In this starkly beautiful wilderness, polar bears reign and blue ice floats serenely on the horizon. From the seas surrounding Svalbard, a northern archipelago of frozen tundra, dramatic fjords and remote human settlements, you can watch this world awakening from winter slumber to a land of midnight sun.
Every day brings new surprises, remarkable discoveries and fascinating facts. Here, we have gathered just a few to reveal a little of life in the Arctic.
THE ARCTIC IS AN OCEAN SURROUNDED BY COUNTRIES
The Arctic is an ocean surrounded by continents, while Antarctica is a continent surrounded by ocean.
THE ORIGIN OF THE NAME ARCTIC
The word “Arctic” is derived from the Greek word arkos, which means “near the bear.” This refers not to the region’s native polar bears but to the star constellations Ursa Major (Great Bear) and Ursa Minor (Little Bear), which contain Polaris, the North Star.
GUANO (BIRD POOP) HELPS KEEP THE CLIMATE COOL IN SUMMER
It may not be home to penguins, but the Arctic’s birds more than hold their own against their flightless friends—especially when it comes to keeping the climate cool in summer. The gases released from guano affect the cloud cover, which in turn reduces the air temperature. This cooling effect is especially helpful in a region that is experiencing rapid warming.
THE ARCTIC IS HOME TO THE WORLD’S LARGEST SEED STORAGE FACILITY
More than 800 miles inside the Arctic Circle lies the Svalbard Global Seed Vault, a storage facility run by the Norwegian government. Built into the permafrost, the building holds seeds for more than 4,000 plant species including life-sustaining food crops. The seed vault has been created to keep the seeds safe in the event of a natural or manmade disaster.
HOW POLAR BEARS KEEP WARM
Polar bears are actually black, not white. Their jet-black skin is covered by translucent hair, which reflects white natural light. The bears depend on their fur for insulation during the harsh winter months. Dirty, wet and matted fur is less likely to keep the animals warm, so they roll in the snow to keep it clean.
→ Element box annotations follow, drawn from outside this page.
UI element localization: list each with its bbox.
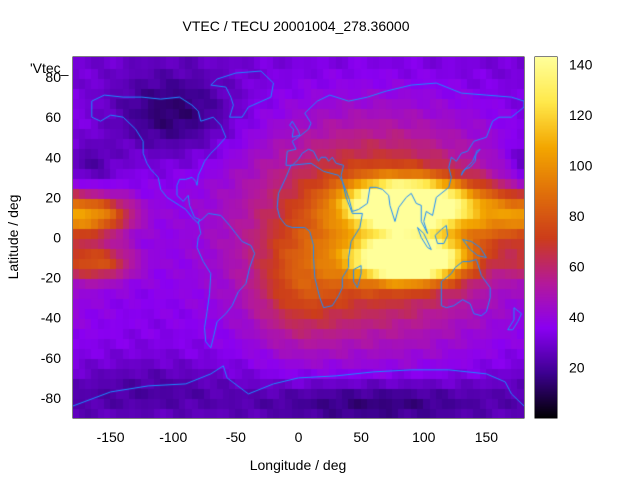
y-tick-label: -60: [41, 350, 61, 366]
x-tick-label: 0: [295, 429, 303, 445]
y-tick-label: -80: [41, 390, 61, 406]
x-tick-label: 100: [412, 429, 436, 445]
x-tick-label: -50: [226, 429, 246, 445]
x-tick-label: -100: [159, 429, 187, 445]
y-axis-ticks: -80 -60 -40 -20 0 20 40 60 80: [41, 69, 524, 406]
colorbar-tick-label: 120: [569, 107, 593, 123]
colorbar-tick-label: 40: [569, 309, 585, 325]
colorbar-tick-label: 100: [569, 158, 593, 174]
y-tick-label: 0: [53, 230, 61, 246]
colorbar-tick-label: 60: [569, 259, 585, 275]
y-tick-label: -40: [41, 310, 61, 326]
colorbar-ticks: 20 40 60 80 100 120 140: [535, 57, 593, 376]
colorbar: [535, 57, 557, 418]
y-axis-label: Latitude / deg: [5, 195, 21, 280]
y-tick-label: 20: [45, 189, 61, 205]
chart-title: VTEC / TECU 20001004_278.36000: [182, 18, 409, 34]
series-label: 'Vtec_: [30, 60, 69, 76]
colorbar-tick-label: 20: [569, 360, 585, 376]
x-axis-ticks: -150 -100 -50 0 50 100 150: [97, 57, 499, 445]
y-tick-label: -20: [41, 270, 61, 286]
x-axis-label: Longitude / deg: [250, 457, 347, 473]
colorbar-tick-label: 140: [569, 57, 593, 73]
tec-heatmap: [73, 57, 524, 418]
y-tick-label: 60: [45, 109, 61, 125]
x-tick-label: 50: [353, 429, 369, 445]
y-tick-label: 80: [45, 69, 61, 85]
y-tick-label: 40: [45, 149, 61, 165]
colorbar-tick-label: 80: [569, 208, 585, 224]
x-tick-label: -150: [97, 429, 125, 445]
x-tick-label: 150: [475, 429, 499, 445]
HOW POLARIS HELPS YOU NAVIGATE
Polaris is the North Star, or Pole Star. The name of one of our expedition ships, it is the most important navigational star because the axis of the earth is pointed almost directly at it. During the night, Polaris neither rises nor sets, but remains in almost the same place above the northern horizon year-round while other stars circle around it. This means that at any hour of the night at any time of the year in the Northern Hemisphere, you can find Polaris in a due north direction.
WHAT TIME IS ARCTIC TIME?
Just as at the South Pole, if you stand at the North Pole you will be in all the world’s time zones at once, as technically the lines of longitude meet at the North and South Poles. Ships at sea generally use the time of the local port, or whatever time is most convenient for them.
UNICORNS OF THE SEA
Narwhals are affectionately known as the “unicorns of the sea,” as they can be identified by the long tusks protruding from their faces. The ivory tusk can grow to more than ten feet (three meters) in length and is actually a canine tooth, which the narwhal uses to hit and stun its prey. Narwhals inhabit Arctic waters all year round and can live for up to 50 years.
THE ARCTIC IS HOME TO MORE THAN FOUR MILLION PEOPLE
More than four million people from eight different countries live within the Arctic Circle and call this wintry wonderland home. Indigenous peoples have inhabited the Arctic for thousands of years, including the Sami, also known as Lapps or Lapplanders, who live across areas of Norway, Sweden, Finland and Russia. With their own language, culture and parliaments, the Sami have long enjoyed a deep connection to the land, and to reindeer herding. They have as many as 1,000 different words for reindeer, while the Inuit or Eskimo, who live across Greenland, Canada and Alaska, have around 50 different words for snow.
THERE ARE PLANTS THAT FLOURISH IN THE ARCTIC
Despite the severe cold, some mosses, flowers, grasses, shrubs and trees flourish in the Arctic. In fact, there are 106 species that grow only in this region. With long, dark winters, the growing season is short, and plants are typically small and low growing to protect them from the wind and frost.